Is Anyone Really Controlling The UK Economy?

The UK economy is performing weaker than expected, which has forced the Bank of England to put a hold on plans to increase interest rates.

The bank’s influential rate-setting monetary policy committee sat on their hands and adopted a wait-and-see what happens approach after digesting the most up-to-date economic data.

But their stance leaves unanswered questions.

Taking no action is always an option when faced with a difficult choice of what to do – but is the economy under control or running away from the experts charged with taking the reins?

And is the economy carrying on regardless, leaving them impotent?

Economic fears

The fear is both they may not know what they are doing and whatever they do has no impact anyway.

So, they decided to leave the rate at 0.5% for another month.

Seven of the nine-member committee sided with governor Mark Carney, who argues a rate rise must come before the end of the year if the economy shows some robust signs of bouncing back at more than the disappointing growth of 0.1% in the first quarter.

Despite good news on low unemployment and rising wages, the underlying concern is a slow-down is not far away as the economy is growing at the lowest rate for five years.

Cold weather

At the start of the year, the bank predicted growth of 0.4% in the first quarter and 1.8% for the year.

That forecast has already been cut to 1.4% and may drop even more as inflation is falling faster than expected.

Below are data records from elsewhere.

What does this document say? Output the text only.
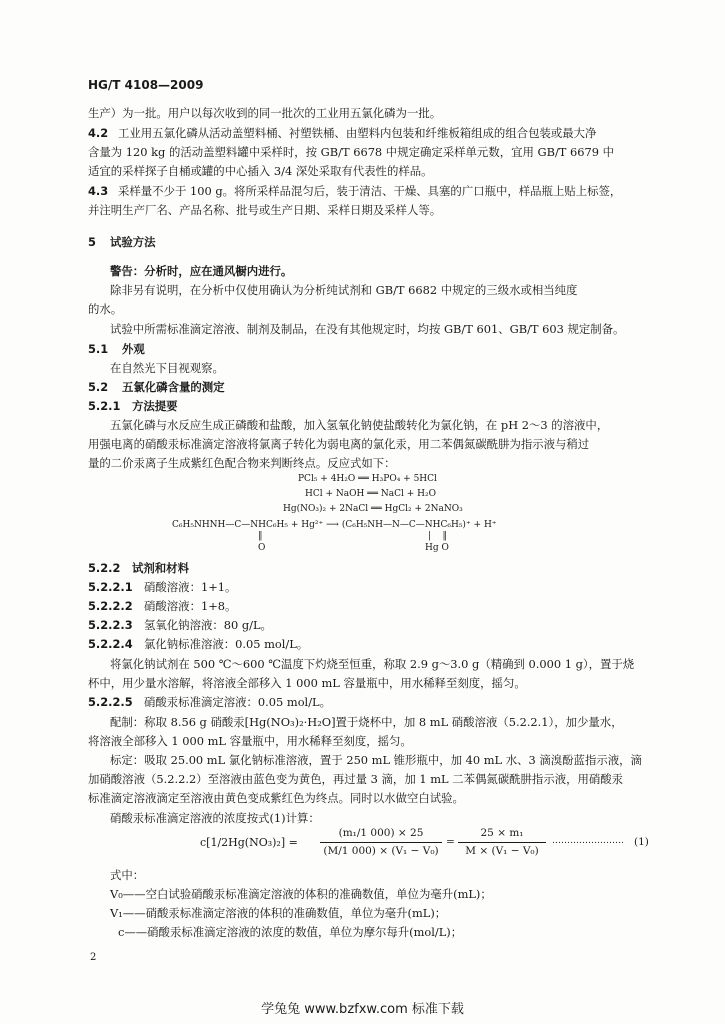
HG/T 4108—2009
生产）为一批。用户以每次收到的同一批次的工业用五氯化磷为一批。
4.2 工业用五氯化磷从活动盖塑料桶、衬塑铁桶、由塑料内包装和纤维板箱组成的组合包装或最大净
含量为 120 kg 的活动盖塑料罐中采样时，按 GB/T 6678 中规定确定采样单元数，宜用 GB/T 6679 中
适宜的采样探子自桶或罐的中心插入 3/4 深处采取有代表性的样品。
4.3 采样量不少于 100 g。将所采样品混匀后，装于清洁、干燥、具塞的广口瓶中，样品瓶上贴上标签，
并注明生产厂名、产品名称、批号或生产日期、采样日期及采样人等。
5 试验方法
警告：分析时，应在通风橱内进行。
除非另有说明，在分析中仅使用确认为分析纯试剂和 GB/T 6682 中规定的三级水或相当纯度
的水。
试验中所需标准滴定溶液、制剂及制品，在没有其他规定时，均按 GB/T 601、GB/T 603 规定制备。
5.1 外观
在自然光下目视观察。
5.2 五氯化磷含量的测定
5.2.1 方法提要
五氯化磷与水反应生成正磷酸和盐酸，加入氢氧化钠使盐酸转化为氯化钠，在 pH 2～3 的溶液中，
用强电离的硝酸汞标准滴定溶液将氯离子转化为弱电离的氯化汞，用二苯偶氮碳酰肼为指示液与稍过
量的二价汞离子生成紫红色配合物来判断终点。反应式如下：
PCl₅ + 4H₂O ══ H₃PO₄ + 5HCl
HCl + NaOH ══ NaCl + H₂O
Hg(NO₃)₂ + 2NaCl ══ HgCl₂ + 2NaNO₃
C₆H₅NHNH—C—NHC₆H₅ + Hg²⁺ ⟶ (C₆H₅NH—N—C—NHC₆H₅)⁺ + H⁺
‖
O
|    ‖
Hg O
5.2.2 试剂和材料
5.2.2.1 硝酸溶液：1+1。
5.2.2.2 硝酸溶液：1+8。
5.2.2.3 氢氧化钠溶液：80 g/L。
5.2.2.4 氯化钠标准溶液：0.05 mol/L。
将氯化钠试剂在 500 ℃～600 ℃温度下灼烧至恒重，称取 2.9 g～3.0 g（精确到 0.000 1 g），置于烧
杯中，用少量水溶解，将溶液全部移入 1 000 mL 容量瓶中，用水稀释至刻度，摇匀。
5.2.2.5 硝酸汞标准滴定溶液：0.05 mol/L。
配制：称取 8.56 g 硝酸汞[Hg(NO₃)₂·H₂O]置于烧杯中，加 8 mL 硝酸溶液（5.2.2.1），加少量水，
将溶液全部移入 1 000 mL 容量瓶中，用水稀释至刻度，摇匀。
标定：吸取 25.00 mL 氯化钠标准溶液，置于 250 mL 锥形瓶中，加 40 mL 水、3 滴溴酚蓝指示液，滴
加硝酸溶液（5.2.2.2）至溶液由蓝色变为黄色，再过量 3 滴，加 1 mL 二苯偶氮碳酰肼指示液，用硝酸汞
标准滴定溶液滴定至溶液由黄色变成紫红色为终点。同时以水做空白试验。
硝酸汞标准滴定溶液的浓度按式(1)计算：
c[1/2Hg(NO₃)₂] =
(m₁/1 000) × 25
(M/1 000) × (V₁ − V₀)
=
25 × m₁
M × (V₁ − V₀)
…………………… (1)
式中：
V₀——空白试验硝酸汞标准滴定溶液的体积的准确数值，单位为毫升(mL)；
V₁——硝酸汞标准滴定溶液的体积的准确数值，单位为毫升(mL)；
c——硝酸汞标准滴定溶液的浓度的数值，单位为摩尔每升(mol/L)；
2
学兔兔 www.bzfxw.com 标准下载
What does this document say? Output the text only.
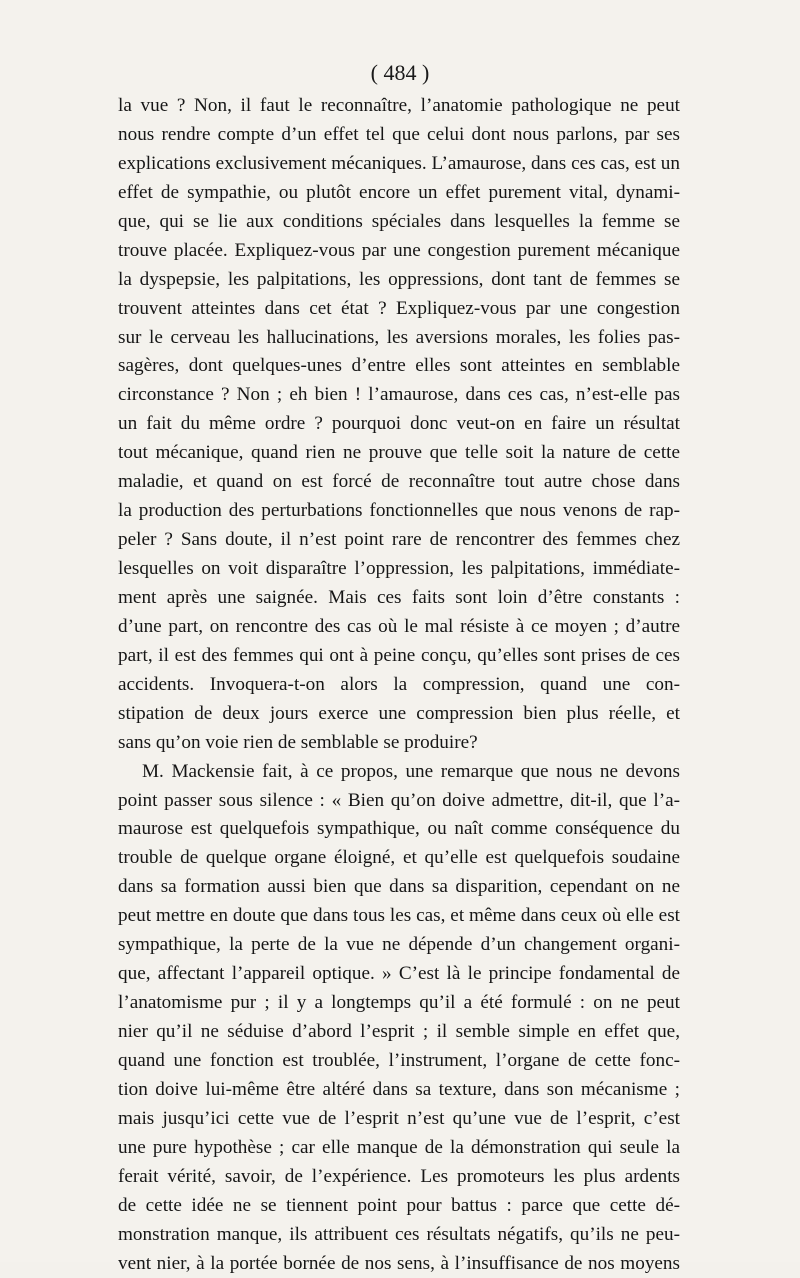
( 484 )
la vue ? Non, il faut le reconnaître, l’anatomie pathologique ne peut
nous rendre compte d’un effet tel que celui dont nous parlons, par ses
explications exclusivement mécaniques. L’amaurose, dans ces cas, est un
effet de sympathie, ou plutôt encore un effet purement vital, dynami-
que, qui se lie aux conditions spéciales dans lesquelles la femme se
trouve placée. Expliquez-vous par une congestion purement mécanique
la dyspepsie, les palpitations, les oppressions, dont tant de femmes se
trouvent atteintes dans cet état ? Expliquez-vous par une congestion
sur le cerveau les hallucinations, les aversions morales, les folies pas-
sagères, dont quelques-unes d’entre elles sont atteintes en semblable
circonstance ? Non ; eh bien ! l’amaurose, dans ces cas, n’est-elle pas
un fait du même ordre ? pourquoi donc veut-on en faire un résultat
tout mécanique, quand rien ne prouve que telle soit la nature de cette
maladie, et quand on est forcé de reconnaître tout autre chose dans
la production des perturbations fonctionnelles que nous venons de rap-
peler ? Sans doute, il n’est point rare de rencontrer des femmes chez
lesquelles on voit disparaître l’oppression, les palpitations, immédiate-
ment après une saignée. Mais ces faits sont loin d’être constants :
d’une part, on rencontre des cas où le mal résiste à ce moyen ; d’autre
part, il est des femmes qui ont à peine conçu, qu’elles sont prises de ces
accidents. Invoquera-t-on alors la compression, quand une con-
stipation de deux jours exerce une compression bien plus réelle, et
sans qu’on voie rien de semblable se produire?
M. Mackensie fait, à ce propos, une remarque que nous ne devons
point passer sous silence : « Bien qu’on doive admettre, dit-il, que l’a-
maurose est quelquefois sympathique, ou naît comme conséquence du
trouble de quelque organe éloigné, et qu’elle est quelquefois soudaine
dans sa formation aussi bien que dans sa disparition, cependant on ne
peut mettre en doute que dans tous les cas, et même dans ceux où elle est
sympathique, la perte de la vue ne dépende d’un changement organi-
que, affectant l’appareil optique. » C’est là le principe fondamental de
l’anatomisme pur ; il y a longtemps qu’il a été formulé : on ne peut
nier qu’il ne séduise d’abord l’esprit ; il semble simple en effet que,
quand une fonction est troublée, l’instrument, l’organe de cette fonc-
tion doive lui-même être altéré dans sa texture, dans son mécanisme ;
mais jusqu’ici cette vue de l’esprit n’est qu’une vue de l’esprit, c’est
une pure hypothèse ; car elle manque de la démonstration qui seule la
ferait vérité, savoir, de l’expérience. Les promoteurs les plus ardents
de cette idée ne se tiennent point pour battus : parce que cette dé-
monstration manque, ils attribuent ces résultats négatifs, qu’ils ne peu-
vent nier, à la portée bornée de nos sens, à l’insuffisance de nos moyens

Analysts are making excuses – the cold weather may have influenced the figures that may be adjusted upwards. The truth is forecasts are just that – an educated guess that may not turn out to be correct and life always throws up the unexpected to distort the best researched plans.

“Given the recent weakness in consumer credit and the housing market, there was somewhat greater than usual uncertainty about the near-term momentum in consumer spending and the extent to which households would adjust their spending and saving to the past fall in their real incomes,” the committee said.